The Biedermann twins' Aunt Esther is introduced when she presents them with a large spotted cat, and says, "I have brought you an animal. This animal is called Nine Eighty-Seven. I have also brought you some Fig Newtons. But not for the animal." From there, both her eccentricity and her keen awareness of what matters most to her young relatives and her treatment of those priorities as sacrosanct reign supreme in her ultimately witty and endearing characterization.
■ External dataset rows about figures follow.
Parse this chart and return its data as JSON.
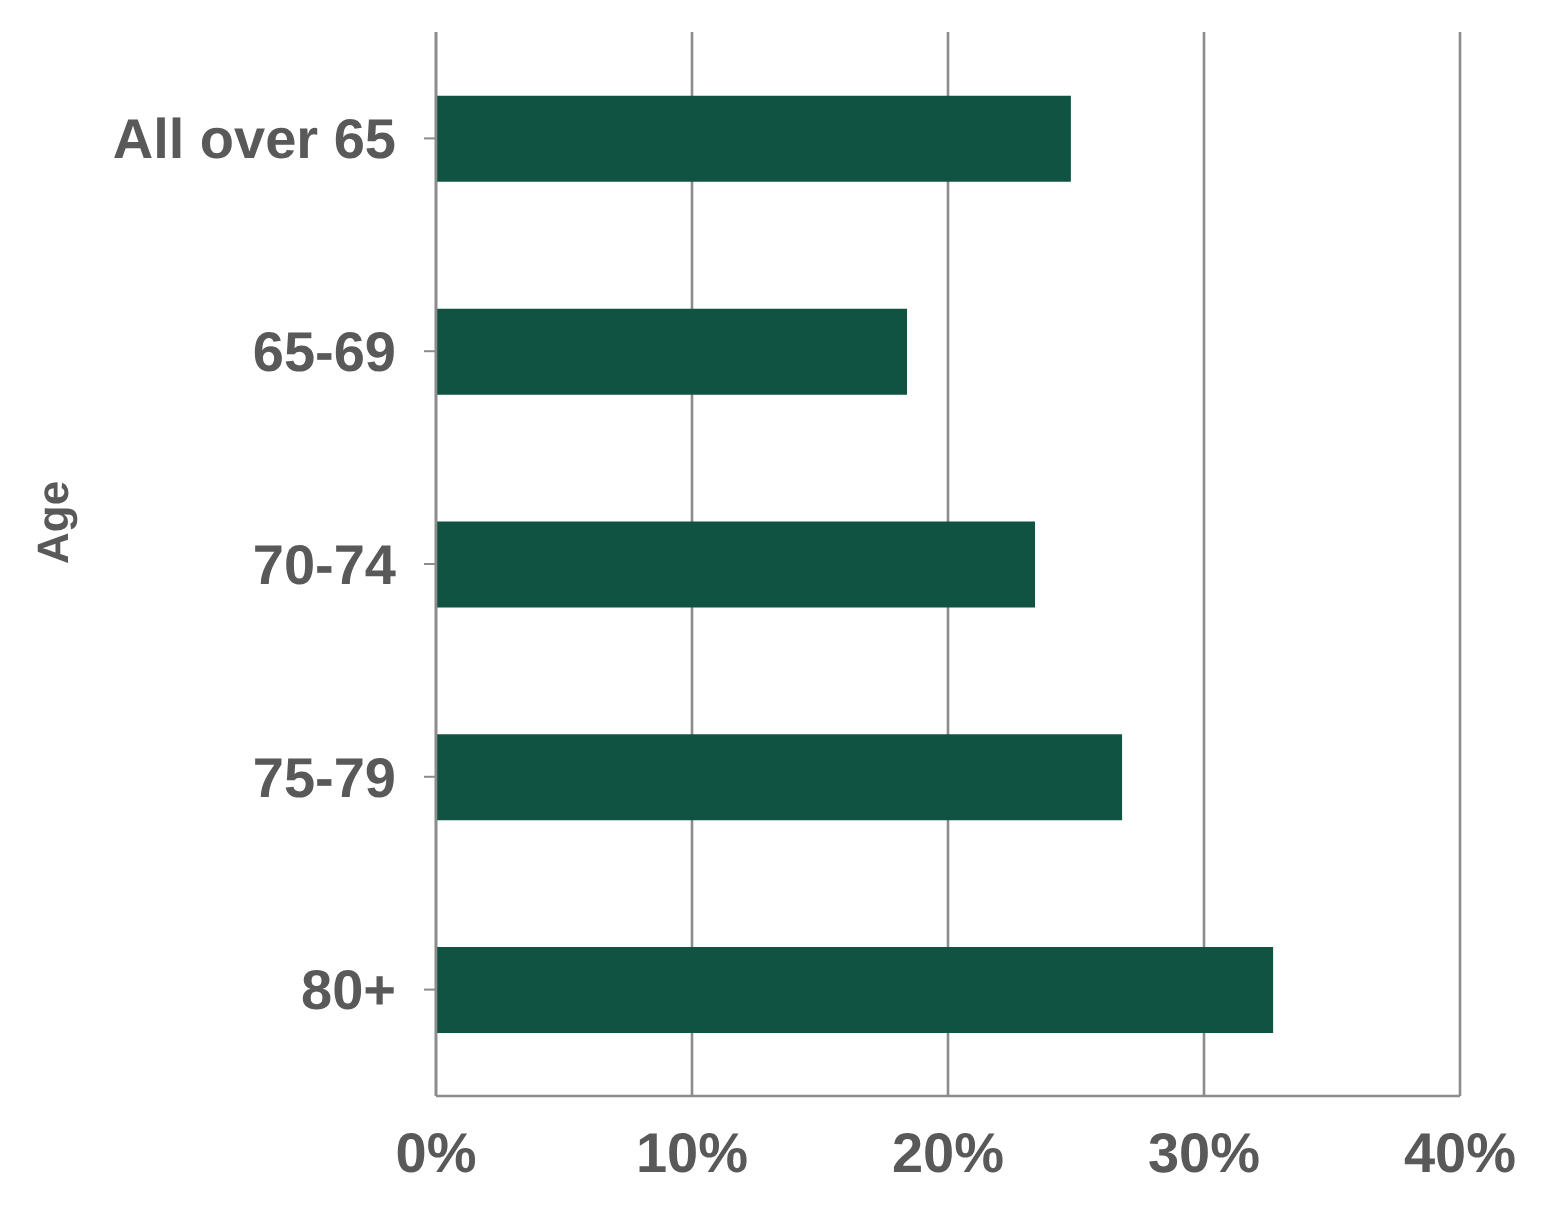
{
  "chart_data": {
    "type": "bar",
    "orientation": "horizontal",
    "ylabel": "Age",
    "categories": [
      "All over 65",
      "65-69",
      "70-74",
      "75-79",
      "80+"
    ],
    "values": [
      24.8,
      18.4,
      23.4,
      26.8,
      32.7
    ],
    "color": "#115343",
    "xlim": [
      0,
      40
    ],
    "xticks": [
      {
        "value": 0,
        "label": "0%"
      },
      {
        "value": 10,
        "label": "10%"
      },
      {
        "value": 20,
        "label": "20%"
      },
      {
        "value": 30,
        "label": "30%"
      },
      {
        "value": 40,
        "label": "40%"
      }
    ],
    "grid": "x"
  }
}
Pleasingly for this diverse book reviewer, Shadow Cipher is rife with diversity. Of the main characters, Jaime Cruz's grandmother actually emigrated to the US from her native Cuba, and the Bidermanns are Jewish--Ruby incorporates plenty of Cuban and Jewish cultural references and Yiddish words, and all of the Jewish references are completely on-point and were delightful, appropriate, and enjoyable to me as a Jewish reader. Also, Tess seems to have some sort of unspecified anxiety disorder, resulting in her having a service animal--the cat, Nine Eighty-Seven. Though her disorder is referenced (respectfully and consistently), it is never explained explicitly. Ruby seems to go out of her way not to call things or people "crazy" or "insane," instead using words like "bananas" is sometimes used to describe strange or unbelievable situations, thus making The Shadow Cipher very sensitive in terms of neurodiversity.

My one complaint about this book is the HUGE cliffhanger of an ending and the fact that I can't find the release date of book two anywhere. Highly recommended.